Topic: Timing on a '36


36 conv sedan    -- 12-28-2011 @ 9:31 AM
  Hi:

I just changed distributors, getting a correct one for my 1936 model. It was serviced and checked on everything by my mechanic, but probably not set up properly as the car feels a little underpowered and not accelerating properly at upper revs, and it also overheats after a while. The car starts easily.

This may have been explained before, but I can't find it:

Can anybody explain how to set timing on the car? I live at about 5500 feet over sea level, in case that makes a difference.

Thanks,
Victor


supereal    -- 12-28-2011 @ 9:41 AM
  The timing is preset, and adjustable only with the slider on the side of the distributor, which will give a small change on either side of the central mark by moving the slider. Any other adjustments require a distributor machine to check dwell and advance retarding. In most cases, with today's gas, you can set the slider at full advance, and back off the retarding with the plunger adjustment. The advance is entirely mechanical, so if it isn't working properly, as seen when strobing the distributor, the weights may be sluggish or stuck, or the flat springs may be weak or broken. The altitude shouldn't affect the distributor, but does change the carb considerably. If your car ran OK before the distributor change, I'd look there. Otherwise, you probably have a problem elsewhere.


TomO    -- 12-29-2011 @ 7:23 AM
  Did you have another distributor on the car or is this the first time that you have driven the car? If you had another, what year car was it from? The later distributors had more advance than the 36-40.

The timing is controlled by the break (right hand) set of points. As Supereal said, it is best to set up these distributors on a distributor machine. It is also a good idea to have someone that has done quite a few of them as they have some characteristics that are different from the other dual point and single point distributors. You can get an indication of the initial advance by using the vacuum gauge chart.

http://www.vanpeltsales.com/FH_web/flathead_servicelinks.htm

You can connect a dwell meter to the connection of the condenser to the distributor. With the engine idling you should have a steady 36 degrees of dwell and it should not change as the engine speed is increased. If it varies from this, have the distributor set up on a distributor machine.



Tom


supereal    -- 12-29-2011 @ 11:33 AM
  The tricky part of setting dwell on a machine is to anticipate the change in point gap as the locking screws are cinched. The slightest movement can throw the whole distributor adjustment off. Likewise, it is imperative that the point surfaces be exactly parallel. Many "off shore" points have poor springs, bad insulators, and are almost impossible to use.
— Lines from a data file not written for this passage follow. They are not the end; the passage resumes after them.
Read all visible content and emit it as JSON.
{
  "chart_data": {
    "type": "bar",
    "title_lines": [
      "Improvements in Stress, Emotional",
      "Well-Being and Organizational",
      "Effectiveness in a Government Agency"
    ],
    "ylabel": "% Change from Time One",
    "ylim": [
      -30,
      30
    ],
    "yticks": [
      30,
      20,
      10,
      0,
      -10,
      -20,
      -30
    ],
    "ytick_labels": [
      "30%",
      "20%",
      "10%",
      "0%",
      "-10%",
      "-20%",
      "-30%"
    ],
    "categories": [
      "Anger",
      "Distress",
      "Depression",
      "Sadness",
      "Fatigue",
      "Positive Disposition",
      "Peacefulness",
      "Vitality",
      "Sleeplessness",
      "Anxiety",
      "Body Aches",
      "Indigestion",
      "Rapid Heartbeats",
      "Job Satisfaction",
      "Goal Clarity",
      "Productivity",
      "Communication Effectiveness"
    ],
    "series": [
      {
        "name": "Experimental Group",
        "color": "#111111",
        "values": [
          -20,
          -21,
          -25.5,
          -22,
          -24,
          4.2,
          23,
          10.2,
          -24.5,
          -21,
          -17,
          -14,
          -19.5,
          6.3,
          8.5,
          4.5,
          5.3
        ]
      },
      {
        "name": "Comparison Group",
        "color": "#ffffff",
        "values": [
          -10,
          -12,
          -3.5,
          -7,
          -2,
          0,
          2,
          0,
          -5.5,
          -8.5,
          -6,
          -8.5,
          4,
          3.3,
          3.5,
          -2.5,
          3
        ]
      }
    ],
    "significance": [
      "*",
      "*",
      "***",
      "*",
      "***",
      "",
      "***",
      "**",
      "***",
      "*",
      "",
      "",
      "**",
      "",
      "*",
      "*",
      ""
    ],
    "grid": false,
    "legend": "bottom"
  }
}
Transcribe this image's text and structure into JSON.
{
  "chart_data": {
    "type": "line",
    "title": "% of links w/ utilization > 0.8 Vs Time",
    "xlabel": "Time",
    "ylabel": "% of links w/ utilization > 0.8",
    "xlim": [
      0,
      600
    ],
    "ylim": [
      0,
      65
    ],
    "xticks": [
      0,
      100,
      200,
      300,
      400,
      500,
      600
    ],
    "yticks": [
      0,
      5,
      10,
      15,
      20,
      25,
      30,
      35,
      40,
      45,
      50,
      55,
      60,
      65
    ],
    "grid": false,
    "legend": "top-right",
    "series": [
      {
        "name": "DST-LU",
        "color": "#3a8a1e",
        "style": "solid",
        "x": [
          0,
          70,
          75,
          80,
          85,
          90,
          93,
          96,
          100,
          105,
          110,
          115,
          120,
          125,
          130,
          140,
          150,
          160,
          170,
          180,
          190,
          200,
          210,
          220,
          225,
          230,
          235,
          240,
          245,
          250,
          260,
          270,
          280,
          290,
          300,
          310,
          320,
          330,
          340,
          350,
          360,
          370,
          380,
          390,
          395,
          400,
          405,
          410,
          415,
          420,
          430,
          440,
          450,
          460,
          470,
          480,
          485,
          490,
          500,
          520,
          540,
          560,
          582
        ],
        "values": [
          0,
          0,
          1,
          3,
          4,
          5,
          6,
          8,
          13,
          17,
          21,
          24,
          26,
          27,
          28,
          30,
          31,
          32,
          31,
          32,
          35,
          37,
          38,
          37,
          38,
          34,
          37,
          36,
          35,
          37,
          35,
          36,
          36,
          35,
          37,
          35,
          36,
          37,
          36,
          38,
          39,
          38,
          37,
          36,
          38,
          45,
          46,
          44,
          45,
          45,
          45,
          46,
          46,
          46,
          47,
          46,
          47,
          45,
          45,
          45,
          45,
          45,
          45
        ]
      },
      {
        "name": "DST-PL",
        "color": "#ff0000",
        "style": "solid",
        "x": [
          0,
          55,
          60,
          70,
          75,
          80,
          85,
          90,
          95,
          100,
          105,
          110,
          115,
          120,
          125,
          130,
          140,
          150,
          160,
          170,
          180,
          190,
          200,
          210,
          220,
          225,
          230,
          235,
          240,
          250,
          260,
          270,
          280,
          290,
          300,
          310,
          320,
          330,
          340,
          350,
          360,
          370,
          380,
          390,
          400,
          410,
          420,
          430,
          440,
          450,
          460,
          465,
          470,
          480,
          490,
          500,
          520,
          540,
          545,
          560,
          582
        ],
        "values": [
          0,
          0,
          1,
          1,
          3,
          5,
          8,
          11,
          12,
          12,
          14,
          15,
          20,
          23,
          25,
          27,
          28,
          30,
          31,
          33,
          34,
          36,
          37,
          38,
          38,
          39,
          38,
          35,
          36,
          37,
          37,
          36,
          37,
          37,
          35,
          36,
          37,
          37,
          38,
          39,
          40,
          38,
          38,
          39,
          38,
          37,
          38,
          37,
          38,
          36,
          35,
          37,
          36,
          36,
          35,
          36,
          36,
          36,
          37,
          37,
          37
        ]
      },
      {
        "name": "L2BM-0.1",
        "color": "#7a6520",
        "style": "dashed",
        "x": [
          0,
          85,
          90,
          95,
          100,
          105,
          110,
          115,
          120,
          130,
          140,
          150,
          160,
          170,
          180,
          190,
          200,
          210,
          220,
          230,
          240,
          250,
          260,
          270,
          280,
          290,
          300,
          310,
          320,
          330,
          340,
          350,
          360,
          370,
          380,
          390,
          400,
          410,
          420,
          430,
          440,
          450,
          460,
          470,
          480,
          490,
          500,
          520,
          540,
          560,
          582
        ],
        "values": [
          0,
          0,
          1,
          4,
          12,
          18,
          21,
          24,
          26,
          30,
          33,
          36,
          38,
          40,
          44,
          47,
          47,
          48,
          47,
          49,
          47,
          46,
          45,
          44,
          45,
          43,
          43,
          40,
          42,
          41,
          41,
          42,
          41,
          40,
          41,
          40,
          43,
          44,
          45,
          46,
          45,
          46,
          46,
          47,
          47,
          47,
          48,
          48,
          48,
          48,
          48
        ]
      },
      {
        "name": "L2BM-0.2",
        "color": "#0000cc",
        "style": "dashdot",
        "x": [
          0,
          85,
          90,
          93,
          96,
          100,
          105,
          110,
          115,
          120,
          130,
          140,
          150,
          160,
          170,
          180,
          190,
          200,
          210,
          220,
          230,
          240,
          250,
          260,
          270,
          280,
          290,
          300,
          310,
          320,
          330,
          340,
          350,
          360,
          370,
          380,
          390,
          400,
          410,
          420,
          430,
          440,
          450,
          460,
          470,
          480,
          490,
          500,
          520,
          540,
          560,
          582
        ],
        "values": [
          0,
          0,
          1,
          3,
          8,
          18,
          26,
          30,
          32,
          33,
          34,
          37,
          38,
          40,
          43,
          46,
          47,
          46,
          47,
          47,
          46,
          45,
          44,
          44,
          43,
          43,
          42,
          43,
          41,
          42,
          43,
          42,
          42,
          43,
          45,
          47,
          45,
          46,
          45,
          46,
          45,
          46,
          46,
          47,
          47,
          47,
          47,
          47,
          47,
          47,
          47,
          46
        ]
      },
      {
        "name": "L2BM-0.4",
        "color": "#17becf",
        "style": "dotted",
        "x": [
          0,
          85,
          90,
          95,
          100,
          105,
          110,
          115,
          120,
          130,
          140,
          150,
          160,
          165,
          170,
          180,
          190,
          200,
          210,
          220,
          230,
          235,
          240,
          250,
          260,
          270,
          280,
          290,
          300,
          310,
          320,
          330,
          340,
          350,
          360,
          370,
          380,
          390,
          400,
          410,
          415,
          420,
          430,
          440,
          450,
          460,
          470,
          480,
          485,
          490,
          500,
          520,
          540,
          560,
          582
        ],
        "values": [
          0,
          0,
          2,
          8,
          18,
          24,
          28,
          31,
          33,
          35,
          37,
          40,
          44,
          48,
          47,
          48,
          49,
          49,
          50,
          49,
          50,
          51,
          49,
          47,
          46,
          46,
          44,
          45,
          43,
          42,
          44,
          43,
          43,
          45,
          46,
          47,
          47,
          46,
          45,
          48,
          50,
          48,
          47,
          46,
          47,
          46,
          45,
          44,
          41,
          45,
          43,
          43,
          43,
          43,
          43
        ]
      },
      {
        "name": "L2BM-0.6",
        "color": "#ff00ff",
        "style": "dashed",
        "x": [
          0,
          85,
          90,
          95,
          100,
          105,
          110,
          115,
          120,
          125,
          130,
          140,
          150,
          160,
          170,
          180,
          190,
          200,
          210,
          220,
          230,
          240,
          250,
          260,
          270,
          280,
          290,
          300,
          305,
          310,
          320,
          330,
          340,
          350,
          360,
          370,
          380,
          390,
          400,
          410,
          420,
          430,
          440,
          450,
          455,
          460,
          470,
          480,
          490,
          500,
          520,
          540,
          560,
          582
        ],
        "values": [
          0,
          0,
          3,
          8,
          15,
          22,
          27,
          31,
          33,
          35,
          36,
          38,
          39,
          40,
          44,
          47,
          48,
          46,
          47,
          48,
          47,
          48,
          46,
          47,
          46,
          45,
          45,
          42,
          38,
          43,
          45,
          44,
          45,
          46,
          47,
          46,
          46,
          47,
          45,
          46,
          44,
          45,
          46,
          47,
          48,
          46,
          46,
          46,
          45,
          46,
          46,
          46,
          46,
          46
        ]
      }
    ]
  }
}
ford38v8    -- 12-29-2011 @ 2:16 PM
  Victor, as TomO has pointed out, the 11A distributor has a superior advance curve. This diastributor can be identified by the 11A stamped on the drive tang. You may have had this distributor previously?

Alan


36 conv sedan    -- 01-08-2012 @ 12:33 PM
  Thank you all for your response. I've had some difficult time at work but will try to get to the Ford later in the week and check on the distributor. I did have a good working distributor but I believe it was a later one, with the 3 screw coil. I changed it for what I was told was the correct one for '36, but will try to confirm on numbers.

Thanks again,
victor


ken ct.    -- 01-10-2012 @ 9:15 AM
  The 3 screw coil dist is for the early 36,the 2screw coil dist with the screws katy-corner NOT straight across is late 36. the 2 screw coil dist with the screws straight across is 37-41 one. ken ct.